A uniform space $(S,\mathcal{U})$ is called separated iff for every $x\neq y$ in $S$, there is a $U\in\mathcal{U}$ with $\langle x,y\rangle\notin U$. Show that if $S$ has more than one point, a separated uniformity never converges as a filter for its product topology.
My effort:
$\mathcal{U}$ is a filter in $S\times S$. Assume it converges to $\langle a,b\rangle$, i.e., every neighborhood of $\langle a,b\rangle$ is an element of $\mathcal{U}$. We are using product topology for $S\times S$. Thus the neighborhood of $\langle a,b\rangle$ is in the form of $N_a\times N_b$ where $N_a$ and $N_b$ are neighborhoods of $a$ and $b$, respectively, both in the topology $\mathcal{T}$ on $S$. $\mathcal{T}$ is just the uniform topology defined by $\mathcal{U}$, which is the collection of all sets $V\subset S$ such that for each $x\in V$, there is a $U\in\mathcal{U}$ such that $\{y:\langle x,y\rangle\in U\}\subset V$. We will use the following three properties of uniformity to derive a contradiction.
(1) $N_a\times N_b$ includes the diagonal $D:=\{\langle s,s\rangle:s\in S\}$. Specifically, both $\langle a,a\rangle$ and $\langle b,b\rangle$ are in $N_a\times N_b$. Thus $a\in N_b$ and $b\in N_a$.
(2) $(N_a\times N_b)^{-1}=N_b\times N_a\in\mathcal{U}$.
(3) There is a $B \in\mathcal{U}$ with $B\circ B\subset N_a\times N_b$.
Suppose $a\neq b$. Using the fact that the uniform topology of a separated uniformity is always Hausdorff, there exist $N_a$ and $N_b$ such that $N_a\cap N_b=\emptyset$. This violates (1). So $a=b$.

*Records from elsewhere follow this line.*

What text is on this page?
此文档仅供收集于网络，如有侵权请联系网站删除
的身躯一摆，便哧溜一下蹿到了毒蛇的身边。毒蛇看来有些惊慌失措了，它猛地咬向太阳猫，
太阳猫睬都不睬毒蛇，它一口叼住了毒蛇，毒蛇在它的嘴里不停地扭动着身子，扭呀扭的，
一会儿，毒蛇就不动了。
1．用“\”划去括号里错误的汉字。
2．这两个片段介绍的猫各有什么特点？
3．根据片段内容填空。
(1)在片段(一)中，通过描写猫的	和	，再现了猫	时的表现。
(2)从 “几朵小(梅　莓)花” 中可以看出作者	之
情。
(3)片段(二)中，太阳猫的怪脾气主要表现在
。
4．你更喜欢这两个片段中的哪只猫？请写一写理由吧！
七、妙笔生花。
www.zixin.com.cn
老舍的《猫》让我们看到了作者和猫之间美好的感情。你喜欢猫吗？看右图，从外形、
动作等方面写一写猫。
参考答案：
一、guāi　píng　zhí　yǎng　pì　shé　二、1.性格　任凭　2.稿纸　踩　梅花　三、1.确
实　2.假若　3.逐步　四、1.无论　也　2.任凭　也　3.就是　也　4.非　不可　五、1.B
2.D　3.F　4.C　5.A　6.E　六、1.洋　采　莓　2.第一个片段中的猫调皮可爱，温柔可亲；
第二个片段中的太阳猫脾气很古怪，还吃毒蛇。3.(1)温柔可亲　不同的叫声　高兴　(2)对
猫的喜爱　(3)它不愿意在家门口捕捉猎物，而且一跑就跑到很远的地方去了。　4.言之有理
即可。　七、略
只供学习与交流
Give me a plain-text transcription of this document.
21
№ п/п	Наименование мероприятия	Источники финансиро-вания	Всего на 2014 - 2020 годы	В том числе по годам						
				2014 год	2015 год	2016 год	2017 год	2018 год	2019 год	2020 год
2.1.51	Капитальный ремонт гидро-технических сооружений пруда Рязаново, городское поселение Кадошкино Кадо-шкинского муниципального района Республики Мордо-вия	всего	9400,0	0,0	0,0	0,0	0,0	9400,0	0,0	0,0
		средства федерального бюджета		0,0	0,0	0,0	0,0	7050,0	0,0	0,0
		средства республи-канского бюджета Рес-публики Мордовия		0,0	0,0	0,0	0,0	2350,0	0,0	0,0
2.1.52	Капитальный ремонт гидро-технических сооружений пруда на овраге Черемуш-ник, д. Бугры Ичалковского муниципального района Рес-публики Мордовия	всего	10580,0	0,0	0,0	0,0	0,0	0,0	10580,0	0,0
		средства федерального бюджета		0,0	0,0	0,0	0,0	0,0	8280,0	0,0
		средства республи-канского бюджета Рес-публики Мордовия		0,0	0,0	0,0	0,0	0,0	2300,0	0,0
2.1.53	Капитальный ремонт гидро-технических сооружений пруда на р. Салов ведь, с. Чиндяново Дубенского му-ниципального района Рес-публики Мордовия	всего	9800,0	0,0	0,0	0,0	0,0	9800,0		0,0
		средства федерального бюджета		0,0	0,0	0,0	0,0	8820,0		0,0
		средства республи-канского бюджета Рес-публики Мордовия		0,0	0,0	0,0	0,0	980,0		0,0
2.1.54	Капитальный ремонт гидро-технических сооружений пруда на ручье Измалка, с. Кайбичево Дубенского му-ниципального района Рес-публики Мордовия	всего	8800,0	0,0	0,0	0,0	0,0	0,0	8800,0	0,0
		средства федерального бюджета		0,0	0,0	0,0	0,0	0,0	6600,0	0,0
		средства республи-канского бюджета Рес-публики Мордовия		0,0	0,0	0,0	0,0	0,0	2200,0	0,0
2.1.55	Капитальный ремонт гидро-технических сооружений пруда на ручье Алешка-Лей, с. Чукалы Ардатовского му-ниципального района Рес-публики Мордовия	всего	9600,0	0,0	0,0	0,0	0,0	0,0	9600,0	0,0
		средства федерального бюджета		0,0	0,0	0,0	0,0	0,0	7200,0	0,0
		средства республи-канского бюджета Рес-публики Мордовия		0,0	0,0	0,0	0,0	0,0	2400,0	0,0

Then I don't know how to proceed.
You need to make use of the fact that $\mathscr{U}$ is separated.
Let $x$ and $y$ be distinct points of $S$. Since $\mathscr{U}$ is separated, there is a $U_x\in\mathscr{U}$ such that $\langle x,y\rangle\notin U_x$, and hence $\{z\in S:\langle x,z\rangle\in U_x\}$ is a nbhd of $x$ that does not contain $y$. Since $x$ and $y$ were arbitrary, $S$ is $T_1$. (With a little more work one can show that $X$ is Hausdorff, but we don’t need that.)
Now let $\langle a,b\rangle\in S\times S$. $S$ has more than one point, so let $p\in S\setminus\{a\}$. Then $a$ has an open nbhd $N_a$ that does not contain $p$. But then $N_a\times S$ is an open nbhd of $\langle a,b\rangle$ that does not contain $\langle p,p\rangle$, so $N_a\times S\nsupseteq D$, and therefore $N_a\times S\notin\mathscr{U}$, and $\mathscr{U}$ does not converge to $\langle a,b\rangle$. Since $\langle a,b\rangle$ was an arbitrary point of $S\times S$, this shows that $\mathscr{U}$ does not converge.